The outbound investment program would require notification of many investments while prohibiting only a few. Officials said the goal is to avert the “most acute” national security risks by regulating investments in Chinese companies and entities in areas that could give China military and intelligence advantages.
The rules will not be retroactive, applying only to future investments, an administration official said.
The United States already bans or restricts the export to China of many technologies and products under consideration for the new program, but restricting investment would prevent U.S. funds from helping China cement its own domestic capabilities, which could undermine existing export controls and inbound investment screening programs.
Along with Biden’s order, Treasury issued an advance notice of proposed rulemaking, which will allow companies and investors time to comment before it moves forward with a formal notice of proposed regulation. That would allow for further public comment, before Treasury can finalize the new regulations.
Experts said the whole process could take many months, pushing enactment of the new regulations well into 2024 – a presidential election year.
Treasury would have the authority to investigate potential violations and pursue available penalties, officials said, adding that it could also unwind future investments.
Treasury said the program was expected to focus on U.S. persons engaged in transactions that could convey “intangible benefits” to Chinese entities, including equity interests, greenfield investments and joint ventures.

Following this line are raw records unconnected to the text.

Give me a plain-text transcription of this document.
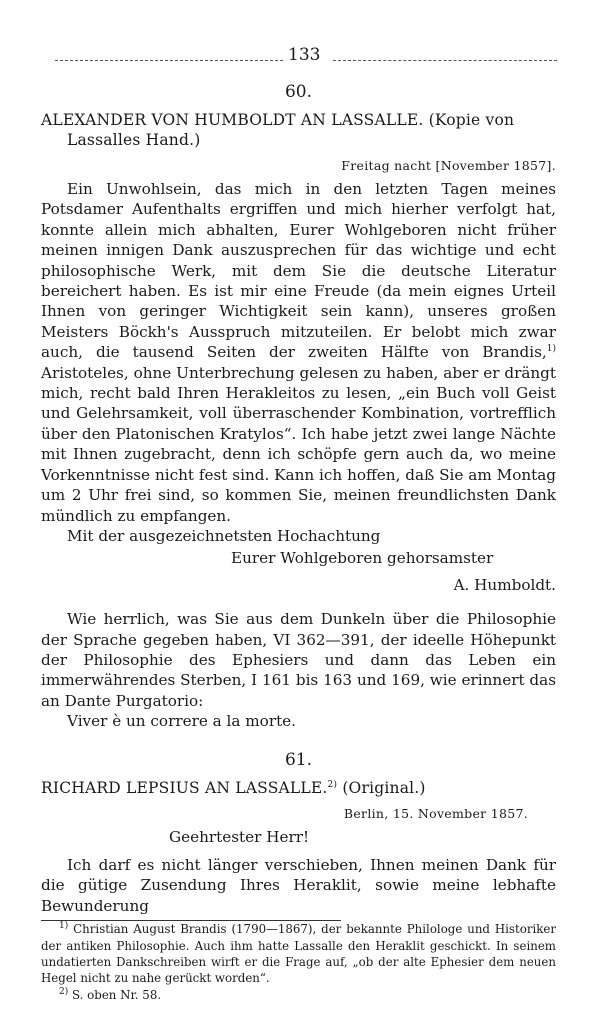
133
60.
ALEXANDER VON HUMBOLDT AN LASSALLE. (Kopie von
Lassalles Hand.)
Freitag nacht [November 1857].

Ein Unwohlsein, das mich in den letzten Tagen meines Potsdamer Aufenthalts ergriffen und mich hierher verfolgt hat, konnte allein mich abhalten, Eurer Wohlgeboren nicht früher meinen innigen Dank auszusprechen für das wichtige und echt philosophische Werk, mit dem Sie die deutsche Literatur bereichert haben. Es ist mir eine Freude (da mein eignes Urteil Ihnen von geringer Wichtigkeit sein kann), unseres großen Meisters Böckh's Ausspruch mitzuteilen. Er belobt mich zwar auch, die tausend Seiten der zweiten Hälfte von Brandis,$^{1)}$ Aristoteles, ohne Unterbrechung gelesen zu haben, aber er drängt mich, recht bald Ihren Herakleitos zu lesen, „ein Buch voll Geist und Gelehrsamkeit, voll überraschender Kombination, vortrefflich über den Platonischen Kratylos“. Ich habe jetzt zwei lange Nächte mit Ihnen zugebracht, denn ich schöpfe gern auch da, wo meine Vorkenntnisse nicht fest sind. Kann ich hoffen, daß Sie am Montag um 2 Uhr frei sind, so kommen Sie, meinen freundlichsten Dank mündlich zu empfangen.

Mit der ausgezeichnetsten Hochachtung

Eurer Wohlgeboren gehorsamster
A. Humboldt.

Wie herrlich, was Sie aus dem Dunkeln über die Philosophie der Sprache gegeben haben, VI 362—391, der ideelle Höhepunkt der Philosophie des Ephesiers und dann das Leben ein immerwährendes Sterben, I 161 bis 163 und 169, wie erinnert das an Dante Purgatorio:

Viver è un correre a la morte.
61.
RICHARD LEPSIUS AN LASSALLE.$^{2)}$ (Original.)
Berlin, 15. November 1857.
Geehrtester Herr!

Ich darf es nicht länger verschieben, Ihnen meinen Dank für die gütige Zusendung Ihres Heraklit, sowie meine lebhafte Bewunderung

$^{1)}$ Christian August Brandis (1790—1867), der bekannte Philologe und Historiker der antiken Philosophie. Auch ihm hatte Lassalle den Heraklit geschickt. In seinem undatierten Dankschreiben wirft er die Frage auf, „ob der alte Ephesier dem neuen Hegel nicht zu nahe gerückt worden“.
$^{2)}$ S. oben Nr. 58.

It is considering creating an exception for investments in publicly traded securities, index funds, mutual funds and other instruments that were less likely to result in intangible benefits.

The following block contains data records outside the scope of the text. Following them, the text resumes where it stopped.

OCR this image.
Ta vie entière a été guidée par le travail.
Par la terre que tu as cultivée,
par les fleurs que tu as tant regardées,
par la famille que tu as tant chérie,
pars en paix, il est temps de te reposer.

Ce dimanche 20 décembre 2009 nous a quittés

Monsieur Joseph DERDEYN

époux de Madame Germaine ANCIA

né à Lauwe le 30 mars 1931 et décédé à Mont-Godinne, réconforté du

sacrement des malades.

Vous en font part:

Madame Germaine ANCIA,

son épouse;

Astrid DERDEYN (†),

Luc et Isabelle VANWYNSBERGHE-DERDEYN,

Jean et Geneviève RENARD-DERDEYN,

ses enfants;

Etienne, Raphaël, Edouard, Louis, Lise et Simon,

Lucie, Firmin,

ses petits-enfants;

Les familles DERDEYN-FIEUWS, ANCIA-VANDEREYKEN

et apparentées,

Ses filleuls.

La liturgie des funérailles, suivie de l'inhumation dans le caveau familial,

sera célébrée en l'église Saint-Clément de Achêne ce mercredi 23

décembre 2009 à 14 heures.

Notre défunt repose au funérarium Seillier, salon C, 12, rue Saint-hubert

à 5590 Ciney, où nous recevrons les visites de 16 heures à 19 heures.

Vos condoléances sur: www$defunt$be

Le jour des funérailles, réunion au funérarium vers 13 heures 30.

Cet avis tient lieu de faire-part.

PROHIBITIONS AND NOTIFICATIONS
Treasury said it was considering banning U.S. investments in Chinese development of electronic design automation software or semiconductor manufacturing equipment; the design, fabrication, or packaging of advanced integrated circuits; and the installation or sale of supercomputers.
It was considering requiring notification for investments in firms working on the design, fabrication, and packaging of less advanced integrated circuits.
U.S. investments in Chinese production of quantum computers, development of certain quantum sensors, and quantum networking and communication systems could also be banned.
In the AI sector, Treasury said it is considering notification requirements for U.S. investments in Chinese entities working on software that incorporates an AI system and could have military or intelligence applications.
It is also asking stakeholders how to shape a prohibition on U.S. investments in Chinese activities related to software that incorporates an AI system and is designed for uses that could have national security implications, to ensure any measures are “appropriately tailored” in the final rules.
CONSULTATION WITH ALLIES
Officials said the moves had been carefully discussed with allies and partners, and that U.S. officials, including Treasury Secretary Janet Yellen, had repeatedly and clearly told Beijing that Washington would narrowly limit the restrictions.
No coordinated action by allies was expected on Wednesday, although Britain and the European Union have already signaled their intention to move along similar lines, and the Group of Seven advanced economies agreed in June that restrictions on outbound investments should be part of the overall toolkit.